Learning relevance models for patient cohort retrieval

Objective We explored how judgements provided by physicians can be used to learn relevance models that enhance the quality of patient cohorts retrieved from Electronic Health Records (EHRs) collections. Methods A very large number of features were extracted from patient cohort descriptions as well as EHR collections. The features were used to investigate retrieving (1) neurology-specific patient cohorts from the de-identified Temple University Hospital electroencephalography (EEG) Corpus as well as (2) the more general cohorts evaluated in the TREC Medical Records Track (TRECMed) from the de-identified hospital records provided by the University of Pittsburgh Medical Center.
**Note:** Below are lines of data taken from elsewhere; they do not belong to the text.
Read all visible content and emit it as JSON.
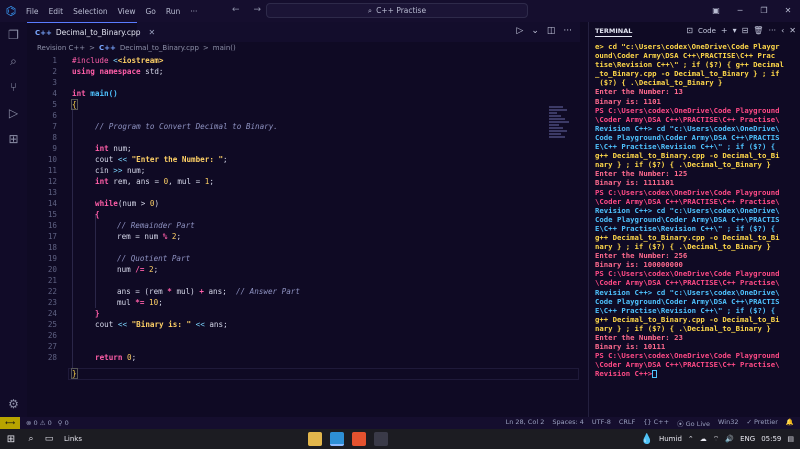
{
  "titlebar": {
    "menu": [
      "File",
      "Edit",
      "Selection",
      "View",
      "Go",
      "Run",
      "···"
    ],
    "search": "C++ Practise",
    "search_icon": "search-icon"
  },
  "editor": {
    "tab": {
      "lang": "C++",
      "name": "Decimal_to_Binary.cpp"
    },
    "breadcrumb": [
      "Revision C++",
      ">",
      "C++",
      "Decimal_to_Binary.cpp",
      ">",
      "main()"
    ],
    "lines": [
      {
        "n": "1"
      },
      {
        "n": "2"
      },
      {
        "n": "3"
      },
      {
        "n": "4"
      },
      {
        "n": "5"
      },
      {
        "n": "6"
      },
      {
        "n": "7"
      },
      {
        "n": "8"
      },
      {
        "n": "9"
      },
      {
        "n": "10"
      },
      {
        "n": "11"
      },
      {
        "n": "12"
      },
      {
        "n": "13"
      },
      {
        "n": "14"
      },
      {
        "n": "15"
      },
      {
        "n": "16"
      },
      {
        "n": "17"
      },
      {
        "n": "18"
      },
      {
        "n": "19"
      },
      {
        "n": "20"
      },
      {
        "n": "21"
      },
      {
        "n": "22"
      },
      {
        "n": "23"
      },
      {
        "n": "24"
      },
      {
        "n": "25"
      },
      {
        "n": "26"
      },
      {
        "n": "27"
      },
      {
        "n": "28"
      }
    ],
    "code": {
      "l1a": "#include",
      "l1b": "<iostream>",
      "l2a": "using",
      "l2b": "namespace",
      "l2c": "std;",
      "l4a": "int",
      "l4b": "main()",
      "l5": "{",
      "l7": "// Program to Convert Decimal to Binary.",
      "l9a": "int",
      "l9b": "num;",
      "l10a": "cout",
      "l10b": "<<",
      "l10c": "\"Enter the Number: \"",
      "l10d": ";",
      "l11a": "cin",
      "l11b": ">>",
      "l11c": "num;",
      "l12a": "int",
      "l12b": "rem, ans =",
      "l12c": "0",
      "l12d": ", mul =",
      "l12e": "1",
      "l12f": ";",
      "l14a": "while",
      "l14b": "(num >",
      "l14c": "0",
      "l14d": ")",
      "l15": "{",
      "l16": "// Remainder Part",
      "l17a": "rem = num",
      "l17b": "%",
      "l17c": "2",
      "l17d": ";",
      "l19": "// Quotient Part",
      "l20a": "num",
      "l20b": "/=",
      "l20c": "2",
      "l20d": ";",
      "l22a": "ans = (rem",
      "l22b": "*",
      "l22c": "mul)",
      "l22d": "+",
      "l22e": "ans;",
      "l22f": "// Answer Part",
      "l23a": "mul",
      "l23b": "*=",
      "l23c": "10",
      "l23d": ";",
      "l24": "}",
      "l25a": "cout",
      "l25b": "<<",
      "l25c": "\"Binary is: \"",
      "l25d": "<<",
      "l25e": "ans;",
      "l27a": "return",
      "l27b": "0",
      "l27c": ";",
      "l28": "}"
    }
  },
  "terminal": {
    "title": "TERMINAL",
    "profile": "Code",
    "tools": [
      "+",
      "▾",
      "⊟",
      "🗑",
      "···",
      "‹",
      "✕"
    ],
    "lines": [
      "e> cd \"c:\\Users\\codex\\OneDrive\\Code Playgr",
      "ound\\Coder Army\\DSA C++\\PRACTISE\\C++ Prac",
      "tise\\Revision C++\\\" ; if ($?) { g++ Decimal",
      "_to_Binary.cpp -o Decimal_to_Binary } ; if",
      " ($?) { .\\Decimal_to_Binary }",
      "Enter the Number: 13",
      "Binary is: 1101",
      "PS C:\\Users\\codex\\OneDrive\\Code Playground",
      "\\Coder Army\\DSA C++\\PRACTISE\\C++ Practise\\",
      "Revision C++> cd \"c:\\Users\\codex\\OneDrive\\",
      "Code Playground\\Coder Army\\DSA C++\\PRACTIS",
      "E\\C++ Practise\\Revision C++\\\" ; if ($?) {",
      "g++ Decimal_to_Binary.cpp -o Decimal_to_Bi",
      "nary } ; if ($?) { .\\Decimal_to_Binary }",
      "Enter the Number: 125",
      "Binary is: 1111101",
      "PS C:\\Users\\codex\\OneDrive\\Code Playground",
      "\\Coder Army\\DSA C++\\PRACTISE\\C++ Practise\\",
      "Revision C++> cd \"c:\\Users\\codex\\OneDrive\\",
      "Code Playground\\Coder Army\\DSA C++\\PRACTIS",
      "E\\C++ Practise\\Revision C++\\\" ; if ($?) {",
      "g++ Decimal_to_Binary.cpp -o Decimal_to_Bi",
      "nary } ; if ($?) { .\\Decimal_to_Binary }",
      "Enter the Number: 256",
      "Binary is: 100000000",
      "PS C:\\Users\\codex\\OneDrive\\Code Playground",
      "\\Coder Army\\DSA C++\\PRACTISE\\C++ Practise\\",
      "Revision C++> cd \"c:\\Users\\codex\\OneDrive\\",
      "Code Playground\\Coder Army\\DSA C++\\PRACTIS",
      "E\\C++ Practise\\Revision C++\\\" ; if ($?) {",
      "g++ Decimal_to_Binary.cpp -o Decimal_to_Bi",
      "nary } ; if ($?) { .\\Decimal_to_Binary }",
      "Enter the Number: 23",
      "Binary is: 10111",
      "PS C:\\Users\\codex\\OneDrive\\Code Playground",
      "\\Coder Army\\DSA C++\\PRACTISE\\C++ Practise\\",
      "Revision C++>"
    ]
  },
  "status": {
    "errors": "⊗ 0 ⚠ 0",
    "ports": "⚲ 0",
    "position": "Ln 28, Col 2",
    "spaces": "Spaces: 4",
    "encoding": "UTF-8",
    "eol": "CRLF",
    "lang": "{} C++",
    "golive": "⦿ Go Live",
    "platform": "Win32",
    "prettier": "✓ Prettier"
  },
  "taskbar": {
    "links": "Links",
    "weather": "Humid",
    "lang": "ENG",
    "time": "05:59"
  }
}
The features informed a learning relevance model (LRM) that took advantage of relevance judgements provided by physicians. The LRM implements a pairwise learning-to-rank framework, which enables our learning patient cohort retrieval (L-PCR) system to learn from physicians' feedback. Results and Discussion We evaluated the L-PCR system against state-of-the-art traditional patient cohort retrieval systems, and observed a 27% improvement when operating on EEGs and a 53% improvement when operating on TRECMed EHRs, showing the promise of the L-PCR system. We also performed extensive feature analyses to reveal the most effective strategies for representing cohort descriptions as queries, encoding EHRs, and measuring cohort relevance. Conclusion The L-PCR system has significant promise for reliably retrieving patient cohorts from EHRs in multiple settings when trained with relevance judgments. When provided with additional cohort descriptions, the L-PCR system will continue to learn, thus offering a potential solution to the performance barriers of current cohort retrieval systems.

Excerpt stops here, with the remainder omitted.